Washington invaded Iraq with a declared aim to remold the region and its politics. You would have to be obsessed by anti-Americanism not to accept that those politics are being changed. Today’s parliamentary elections in Iran are taking place against a background where the talk of democracy, the frustration of the young with the old theocratic ways, the expectations for the future are all of an order quite different than the mood of a few years ago.

But if you actually look at the specifics on the ground, the changes are far less clear-cut and optimistic. Iraq is hovering between a democracy which the Shiites want and a civil war which the occupying powers, and the UN, fear. Iran’s elections have been made a mockery of by the exclusion of 2,500 of the leading reformist candidates by the religious authorities.

Look at Iran, the most democratic and the most politically sophisticated state in the Middle East, for all the Western assumptions that it is a theocratic tyranny. For some time it has also been clear that the political leadership has wished to rejoin the world community and that even the religious heads have accepted the need to mend fences with the West, including the “Great Satan” America. Witness the approaches made by Tehran to Europe and indirectly to Washington, especially in the immediate aftermath of Sept. 11, 2001, and the initial success of the European triumvirate of Britain, Germany and France in gaining cooperation over Iran’s nuclear ambitions, and you could say (as Colin Powell does) that the way is now open to closer engagement. Look on the other hand, as the conservatives in Washington do, to the more recent evidence that Tehran is still not coming clean on its nuclear plans and that the latest elections are deeply flawed, and you could argue that confrontation and international pressure is the best tactic.
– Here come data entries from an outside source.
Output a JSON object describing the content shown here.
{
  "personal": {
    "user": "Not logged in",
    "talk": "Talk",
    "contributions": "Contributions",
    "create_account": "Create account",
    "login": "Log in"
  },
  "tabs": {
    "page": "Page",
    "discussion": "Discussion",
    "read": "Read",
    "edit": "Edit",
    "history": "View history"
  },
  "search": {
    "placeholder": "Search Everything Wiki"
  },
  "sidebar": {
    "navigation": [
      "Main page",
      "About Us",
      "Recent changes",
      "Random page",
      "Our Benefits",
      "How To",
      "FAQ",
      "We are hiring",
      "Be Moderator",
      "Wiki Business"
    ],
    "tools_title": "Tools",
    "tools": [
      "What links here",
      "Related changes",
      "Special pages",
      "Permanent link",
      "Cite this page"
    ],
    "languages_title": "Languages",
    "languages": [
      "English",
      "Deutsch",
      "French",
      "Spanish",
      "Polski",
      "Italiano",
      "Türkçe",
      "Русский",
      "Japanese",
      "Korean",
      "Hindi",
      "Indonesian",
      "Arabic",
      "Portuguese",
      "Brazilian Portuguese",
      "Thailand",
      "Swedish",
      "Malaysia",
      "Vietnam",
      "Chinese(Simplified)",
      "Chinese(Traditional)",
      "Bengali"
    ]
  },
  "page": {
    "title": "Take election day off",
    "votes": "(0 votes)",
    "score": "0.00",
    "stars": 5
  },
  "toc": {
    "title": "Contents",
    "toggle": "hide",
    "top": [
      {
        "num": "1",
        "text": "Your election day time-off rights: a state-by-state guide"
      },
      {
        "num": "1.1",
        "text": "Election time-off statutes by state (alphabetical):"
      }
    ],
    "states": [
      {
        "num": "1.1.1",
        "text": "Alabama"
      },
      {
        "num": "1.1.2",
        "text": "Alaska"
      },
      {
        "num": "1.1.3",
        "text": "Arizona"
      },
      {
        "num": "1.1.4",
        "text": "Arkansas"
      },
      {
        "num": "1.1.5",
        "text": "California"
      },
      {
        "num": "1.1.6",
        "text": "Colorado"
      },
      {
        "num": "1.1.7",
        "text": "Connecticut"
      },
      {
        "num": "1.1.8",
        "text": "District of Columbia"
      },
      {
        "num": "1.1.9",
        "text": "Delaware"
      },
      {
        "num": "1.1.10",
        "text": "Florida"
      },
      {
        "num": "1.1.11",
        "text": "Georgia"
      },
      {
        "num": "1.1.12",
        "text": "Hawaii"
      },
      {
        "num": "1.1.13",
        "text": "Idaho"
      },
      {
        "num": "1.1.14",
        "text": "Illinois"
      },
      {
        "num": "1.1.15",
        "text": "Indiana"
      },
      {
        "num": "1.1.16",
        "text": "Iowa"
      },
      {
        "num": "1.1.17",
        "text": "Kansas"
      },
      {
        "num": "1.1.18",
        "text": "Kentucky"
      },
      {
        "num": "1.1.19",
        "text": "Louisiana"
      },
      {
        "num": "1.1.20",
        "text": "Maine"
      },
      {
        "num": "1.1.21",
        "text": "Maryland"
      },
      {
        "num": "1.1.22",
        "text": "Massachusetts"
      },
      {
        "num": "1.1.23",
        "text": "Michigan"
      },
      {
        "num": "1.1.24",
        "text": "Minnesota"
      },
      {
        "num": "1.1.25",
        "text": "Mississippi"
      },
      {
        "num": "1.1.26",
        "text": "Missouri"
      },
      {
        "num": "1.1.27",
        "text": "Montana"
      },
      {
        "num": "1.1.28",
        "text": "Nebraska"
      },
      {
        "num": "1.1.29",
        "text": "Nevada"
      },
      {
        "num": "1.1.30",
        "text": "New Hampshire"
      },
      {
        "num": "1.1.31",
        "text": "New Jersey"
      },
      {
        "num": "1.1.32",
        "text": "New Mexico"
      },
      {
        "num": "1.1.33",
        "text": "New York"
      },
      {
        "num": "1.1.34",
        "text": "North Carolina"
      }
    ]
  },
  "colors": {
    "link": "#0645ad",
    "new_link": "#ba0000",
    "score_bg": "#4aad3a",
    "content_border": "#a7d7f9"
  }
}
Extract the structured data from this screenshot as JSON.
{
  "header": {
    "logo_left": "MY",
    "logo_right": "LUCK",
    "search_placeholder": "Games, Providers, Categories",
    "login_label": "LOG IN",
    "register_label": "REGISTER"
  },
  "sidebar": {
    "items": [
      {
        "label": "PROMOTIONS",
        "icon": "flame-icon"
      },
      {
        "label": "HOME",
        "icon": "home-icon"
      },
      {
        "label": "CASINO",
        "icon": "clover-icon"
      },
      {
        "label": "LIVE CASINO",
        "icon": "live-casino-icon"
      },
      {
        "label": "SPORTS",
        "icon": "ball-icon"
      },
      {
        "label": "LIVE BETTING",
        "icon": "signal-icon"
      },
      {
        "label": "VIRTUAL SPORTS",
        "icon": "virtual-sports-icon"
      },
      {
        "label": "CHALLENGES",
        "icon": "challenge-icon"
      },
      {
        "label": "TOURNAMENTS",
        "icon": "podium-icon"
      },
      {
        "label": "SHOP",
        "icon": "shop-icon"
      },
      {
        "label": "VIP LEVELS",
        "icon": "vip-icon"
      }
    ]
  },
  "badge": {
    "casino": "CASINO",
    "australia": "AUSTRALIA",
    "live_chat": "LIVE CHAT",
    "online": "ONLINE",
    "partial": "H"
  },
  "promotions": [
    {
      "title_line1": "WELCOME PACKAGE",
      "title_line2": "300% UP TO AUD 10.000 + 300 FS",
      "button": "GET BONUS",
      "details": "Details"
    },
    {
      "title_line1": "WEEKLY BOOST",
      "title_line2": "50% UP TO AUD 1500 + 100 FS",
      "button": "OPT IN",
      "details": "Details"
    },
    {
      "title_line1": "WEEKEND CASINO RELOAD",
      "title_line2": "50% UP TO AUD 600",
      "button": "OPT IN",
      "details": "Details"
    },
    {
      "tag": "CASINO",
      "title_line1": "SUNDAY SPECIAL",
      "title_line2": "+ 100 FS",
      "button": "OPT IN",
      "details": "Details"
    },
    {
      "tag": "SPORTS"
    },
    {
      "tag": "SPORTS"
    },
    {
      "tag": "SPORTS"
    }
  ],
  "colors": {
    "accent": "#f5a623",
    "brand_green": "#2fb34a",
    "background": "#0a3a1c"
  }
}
In reality neither assumption is right. If you regard Iran in the same way that you might view any other medium-sized nation such as Japan or France, you can see that its main international thrust has been to become a regional power, and its major threat as it has seen it has come from hostile neighbors such as Iraq and Israel backed by a US whose president deliberately singled them out as a member of the “axis of evil”.

In those terms, a huge opportunity was missed not to build on the country’s desire to join in the anti-terrorist coalition post-Sept. 11. Just as in Iraq, Iran wanted a change in regime in Afghanistan and it wanted to take a seat at the top table when the postwar decisions were made. In both cases it was kept out of it.

In that light, of course it is going to want to seek and keep an ability to develop nuclear weapons. Whether it actually wants to make them is another question. And, of course, it wants to continue a dialogue with the West as a parallel and possibly alternative way of ensuring its security. There’s nothing peculiarly new or devious about the way it is behaving. Those have long been its considerations.

So with the issue of democracy. The balance of power within the Iranian regime has long been carefully balanced between conservatives, operating through the Guardian Council and the internal religious security apparatus, and the reformers operating through the political process and the traditional departments of state such as the Foreign Office and armed services. The election is one further round in this struggle. But it is a round made more complicated not only by the exclusion of reformist candidates but also by the failure of President Khatami to sort out the economic problems facing the country. If the elections result — as seems likely —in a conservative victory on a very low turn-out, the reformers will only have themselves to blame. To view it through Washington’s prism of liberal democracy versus theocratic oppression misses the point.

What the result ought to do, of course, is to give the West pause for thought. Iraq has shown clearly enough the dangers of outside intervention in the Middle East. For a long century, the Middle East has suffered from the meddling of the West, always claiming that it is for the countries’ own benefit. It has nearly always ended in misery for the populations and instability for the region. We can be interested observers of Iran’s internal struggles. We can, and should, proclaim our belief in democracy. But we cannot determine the result. Nor should we try.